The Investment Platform I use – The Tools
The Fintech revolution has democratised and improved Access to Financial and Investment Services worldwide. Depending on where you live, you can access various Investment services that meet your investment profile and strategy. While I Invest in Real Estate, P2P lending and Crowd Investing platform, most of my portfolio is invested in the Capital Markets. I believe it is the greatest and most effective instrument for individual investors’ long-term wealth-building.
Look at the Investing Platforms I am using here.
Final Notes on My Personal Asset Allocation
- Whenever possible, I buy “stuff” that brings (practical or emotional) value and/or has limited depreciation.
- I intentionally select investments using different financial vehicles and asset classes (diversification is key).
- I always make sure to have a % of Impact Investment products in my Portfolio.
- I am satisfied with my strategic asset allocation at this stage: it aligns with my overall strategy and most effective tactics. Such asset allocation and use of different investment vehicles have been stable over the last four years (2019-2022).
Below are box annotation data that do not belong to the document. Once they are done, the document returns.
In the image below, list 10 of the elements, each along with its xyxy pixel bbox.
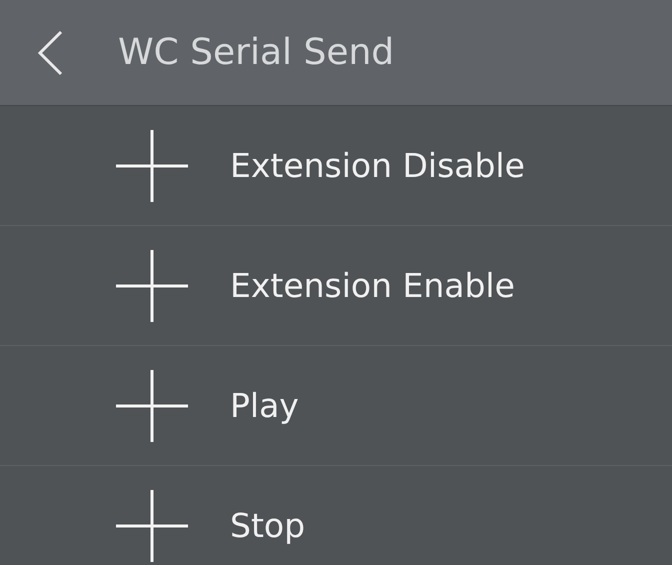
menu-item[interactable]: Stop [0,466,672,565]
back-icon [37,30,63,76]
plus-icon [116,250,188,322]
window-title: WC Serial Send [118,30,394,74]
menu-item[interactable]: Extension Enable [0,226,672,346]
menu-item[interactable]: Extension Disable [0,106,672,226]
plus-icon [116,370,188,442]
plus-icon [116,130,188,202]
plus-icon [116,490,188,562]
menu-item[interactable]: Play [0,346,672,466]
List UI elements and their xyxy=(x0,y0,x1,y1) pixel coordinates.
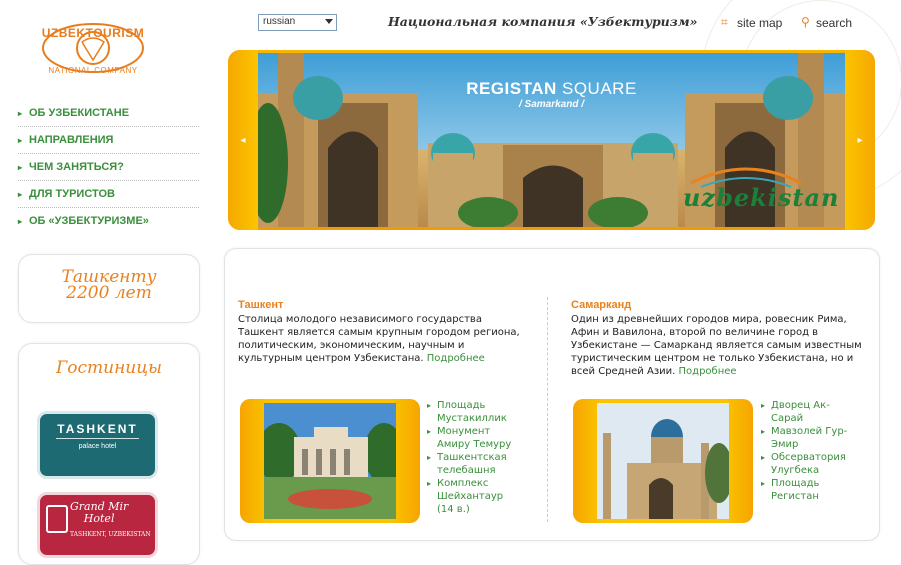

- I have only taken minor tactical decisions based on market opportunities. Every time I have the chance to invest more savings, I buy specific products to re-align the portfolio, eventually buying more products that are temporarily under their intrinsic value/underpriced. Sometimes, I also reallocate based on the % of liquid assets I feel comfortable with (Real Estate, P2P and crowdfunding are not liquid investments).
- In upcoming articles, I will list the exact financial products in my portfolio (ETFs, REITS, P2P, etc.)